I think social media and digital engagement are, by far, THE most important tools to ensure the lasting vitality of our cultural institutions. I started an Instagram account for HCF in 2013 as a way to document the work going on behind the scenes at the museum houses, and it has steadily grown to more than 27,000 followers. Our Preservation and Museums departments are combined, so I spent our weekly staff meetings despairing (or, occasionally, celebrating) the myriad issues facing our Preservation staff, and it quickly became apparent I should be using the Instagram platform to inform our followers about advocacy issues as well. I use the HCF Instagram as a teaching tool for preservation and history nerds, but I also think of it as a love letter to Charleston. I find that writing soulfully and telling the stories that interest me is the best way to connect to our followers. By celebrating the beauty of Charleston, I am also paying homage to the generations of preservationists who fought hard to make this city what it is today.
How do you think the national historic preservation programs help your community?
Tax credit projects like the Cigar Factory and 1 South Broad are revitalizing enormous buildings that have been vacant and underused for decades. Even though the Charleston real estate market is booming, these large-scale projects could not happen without the tax credit program.
Do you have advice for novice preservationists?
Show up, work hard, and make yourself indispensable. Always write a thank you note.
The ACHP's mission is "preserving America's heritage;" can you give us an example of how your community is preserving its heritage?

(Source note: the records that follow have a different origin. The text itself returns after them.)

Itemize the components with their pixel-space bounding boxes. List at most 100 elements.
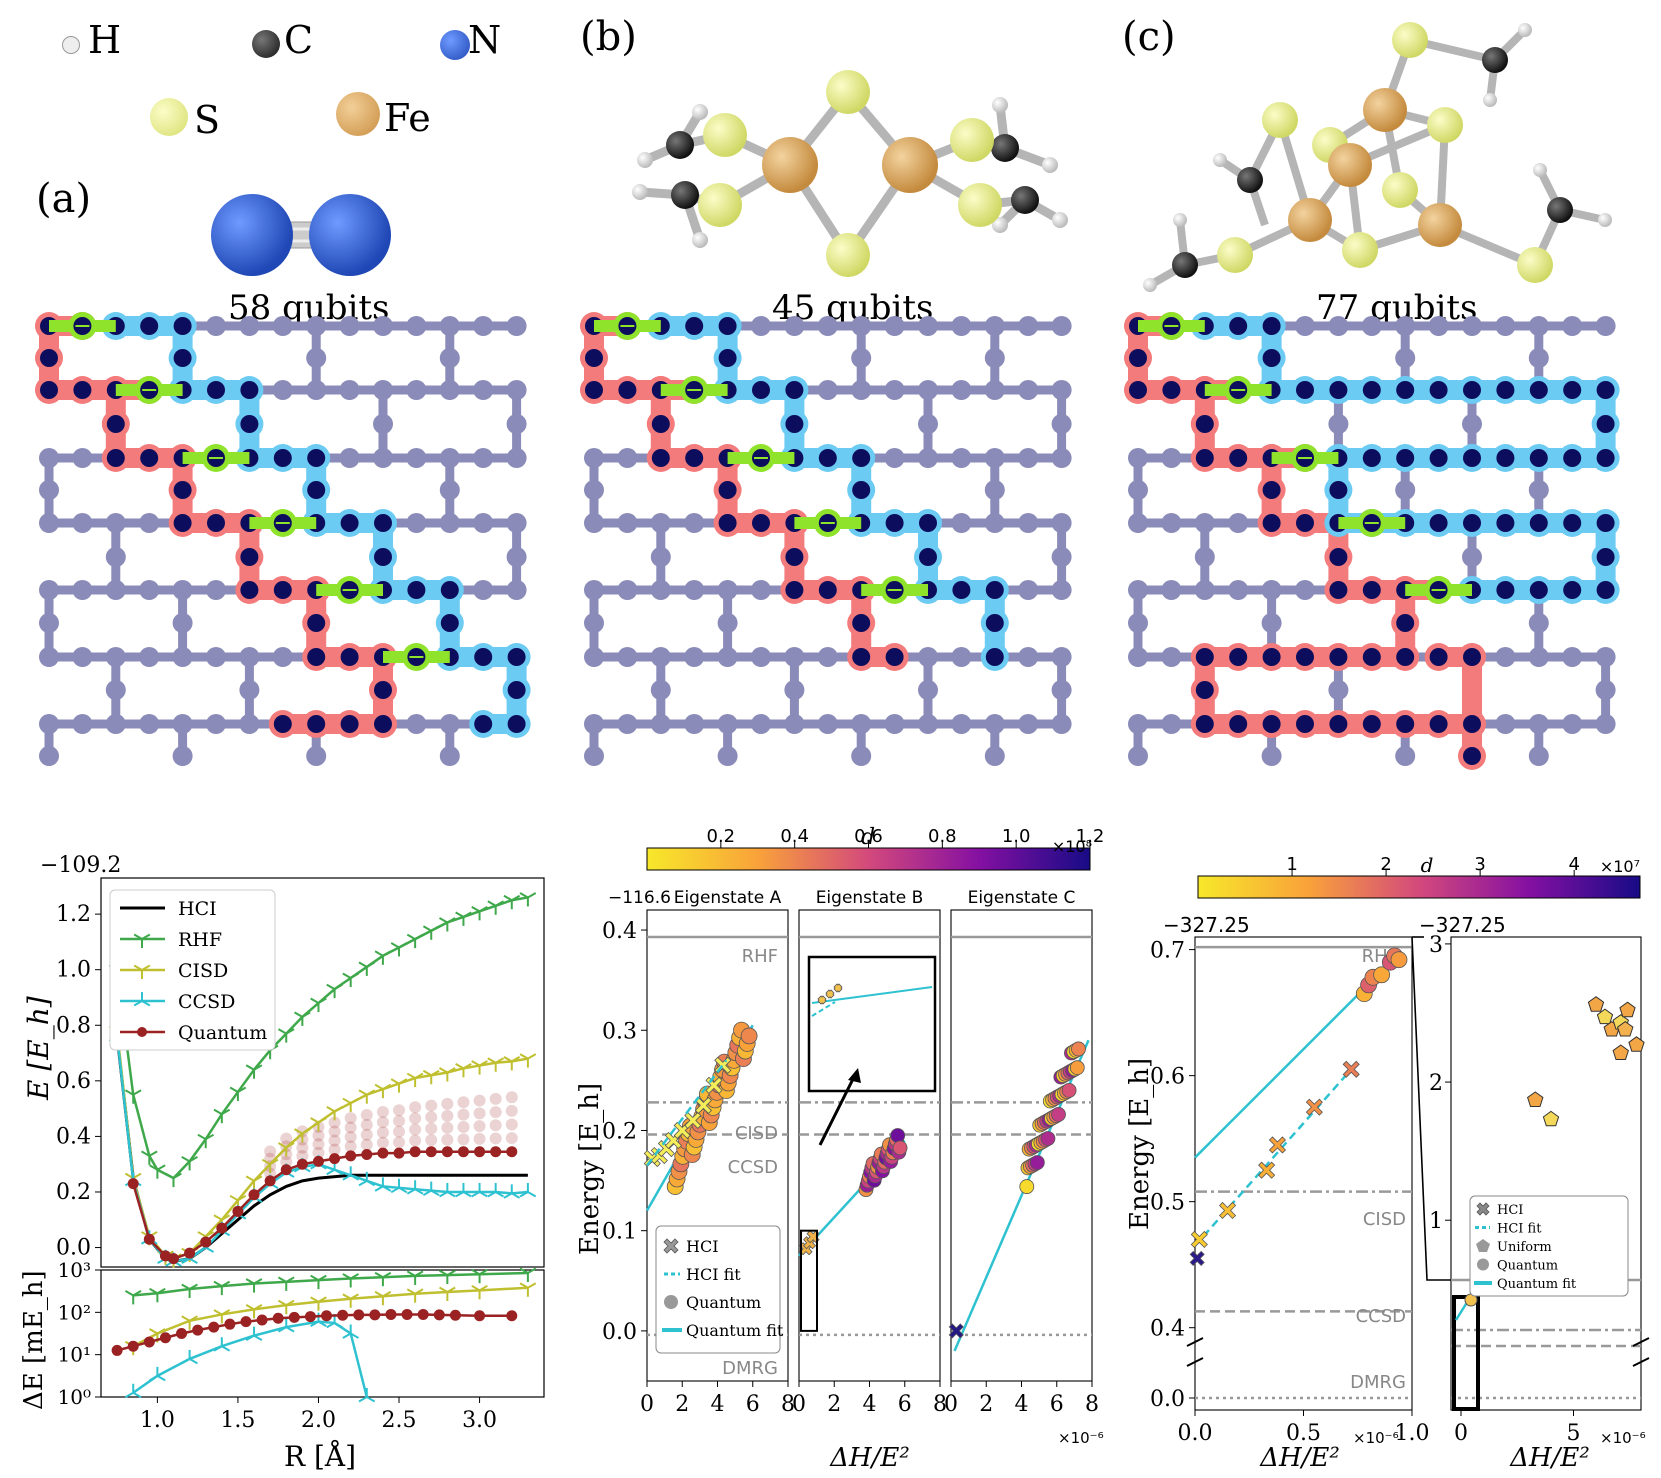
- lattice-qubit: [984, 316, 1005, 336]
- quantum-point: [272, 1312, 284, 1324]
- x-tick-label: 3.0: [462, 1408, 497, 1433]
- tri-marker: [462, 1191, 472, 1198]
- active-qubit: [919, 514, 937, 532]
- hci-marker: [833, 983, 843, 993]
- tri-marker: [446, 1269, 456, 1276]
- uniform-point: [1612, 1044, 1629, 1060]
- y-tick-label: 2: [1429, 1071, 1443, 1096]
- lattice-qubit: [1595, 316, 1616, 336]
- lattice-qubit: [1495, 714, 1516, 734]
- y-tick-label: 10²: [58, 1300, 91, 1324]
- x-tick-label: 4: [1015, 1392, 1029, 1417]
- lattice-qubit: [506, 547, 527, 567]
- lattice-qubit: [406, 714, 427, 734]
- tri-marker: [317, 1117, 327, 1124]
- tri-marker: [487, 1191, 497, 1198]
- quantum-run-point: [409, 1134, 422, 1147]
- tri-marker: [471, 1060, 481, 1067]
- lattice-qubit: [918, 647, 938, 667]
- tri-marker: [487, 900, 497, 907]
- colorbar-tick-label: 0.4: [780, 826, 809, 847]
- tri-marker: [406, 933, 416, 940]
- active-qubit: [785, 581, 804, 599]
- lattice-qubit: [1194, 547, 1215, 567]
- hci-marker: [684, 1111, 702, 1130]
- quantum-run-point: [473, 1094, 486, 1107]
- lattice-qubit: [717, 647, 738, 667]
- active-qubit: [718, 514, 737, 532]
- legend-b: HCI HCI fit Quantum Quantum fit: [655, 1225, 784, 1354]
- active-qubit: [440, 614, 459, 632]
- active-qubit: [818, 581, 837, 599]
- y-tick-label: 0.4: [1150, 1317, 1185, 1342]
- legend-label: Quantum fit: [686, 1321, 784, 1340]
- x-tick-label: 2.0: [301, 1408, 336, 1433]
- series-line-ccsd: [132, 1320, 369, 1398]
- x-axis-label-right: ΔH/E²: [1509, 1443, 1590, 1473]
- active-qubit: [1329, 648, 1348, 666]
- lattice-qubit: [617, 448, 638, 468]
- lattice-qubit: [1395, 316, 1416, 336]
- tri-marker: [205, 1246, 215, 1253]
- x-tick-label: 4: [711, 1392, 725, 1417]
- x-tick-label: 6: [1050, 1392, 1064, 1417]
- active-qubit: [1262, 317, 1281, 335]
- cisd-label: CISD: [1363, 1209, 1406, 1230]
- y-axis-label: Energy [E_h]: [1125, 1058, 1155, 1230]
- tri-marker: [350, 1174, 360, 1181]
- quantum-run-point: [489, 1106, 502, 1119]
- active-qubit: [1496, 514, 1515, 532]
- lattice-qubit: [1528, 316, 1549, 336]
- tri-marker: [422, 1189, 432, 1196]
- active-qubit: [1229, 317, 1248, 335]
- tri-marker: [334, 1106, 343, 1113]
- tri-marker: [221, 1108, 231, 1116]
- quantum-point: [208, 1321, 220, 1333]
- quantum-run-point: [425, 1122, 438, 1135]
- active-qubit: [1296, 715, 1314, 733]
- lattice-qubit: [105, 714, 126, 734]
- quantum-point: [143, 1336, 155, 1348]
- molecule-fe2s2: [632, 70, 1068, 277]
- active-qubit: [1229, 715, 1248, 733]
- active-qubit: [1229, 449, 1248, 467]
- quantum-point: [433, 1309, 445, 1321]
- active-qubit: [651, 415, 670, 433]
- legend-a: HCI RHF CISD CCSD Quantum: [109, 889, 276, 1051]
- lattice-qubit: [1428, 316, 1449, 336]
- active-qubit: [1195, 648, 1214, 666]
- quantum-run-point: [457, 1120, 470, 1133]
- lattice-qubit: [984, 480, 1005, 500]
- quantum-point: [264, 1175, 276, 1187]
- active-qubit: [240, 381, 259, 399]
- left-frame: [1194, 936, 1413, 1411]
- active-qubit: [1529, 449, 1548, 467]
- lattice-qubit: [918, 714, 938, 734]
- lattice-qubit: [406, 448, 427, 468]
- lattice-qubit: [339, 316, 360, 336]
- quantum-point: [167, 1253, 179, 1265]
- quantum-point: [143, 1233, 155, 1245]
- active-qubit: [1329, 715, 1348, 733]
- tri-marker: [310, 1117, 319, 1124]
- active-qubit: [985, 614, 1004, 632]
- tri-marker: [471, 1284, 481, 1292]
- active-qubit: [240, 415, 259, 433]
- y-tick-label: 0.6: [56, 1069, 91, 1094]
- lattice-qubit: [1128, 714, 1148, 734]
- tri-marker: [285, 1142, 295, 1149]
- active-qubit: [1463, 747, 1481, 765]
- lattice-qubit: [1395, 480, 1416, 500]
- active-qubit: [852, 481, 871, 499]
- active-qubit: [340, 648, 359, 666]
- active-qubit: [207, 381, 225, 399]
- lattice-qubit: [506, 380, 527, 400]
- tri-marker: [471, 905, 481, 913]
- lattice-qubit: [1051, 448, 1072, 468]
- lattice-qubit: [1051, 680, 1072, 700]
- lattice-qubit: [1528, 647, 1549, 667]
- lattice-qubit: [884, 448, 905, 468]
- lattice-qubit: [1018, 714, 1039, 734]
- lattice-qubit: [306, 380, 327, 400]
- tri-marker: [277, 1142, 287, 1149]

I am continually inspired by Charleston's shared ethic of civic engagement. When we ask our supporters to support an issue (i.e. cruise ship tourism), they show up in the hundreds. For the contentious issues you will see people sitting in hallways, crammed into overflow rooms, and even waiting outside. I love how fiercely Charlestonians advocate for their city, and how committed they are to protecting their history and way of life. Charleston's history is America's history! So many pivotal moments happened on our doorsteps-good and bad -and we take that very seriously.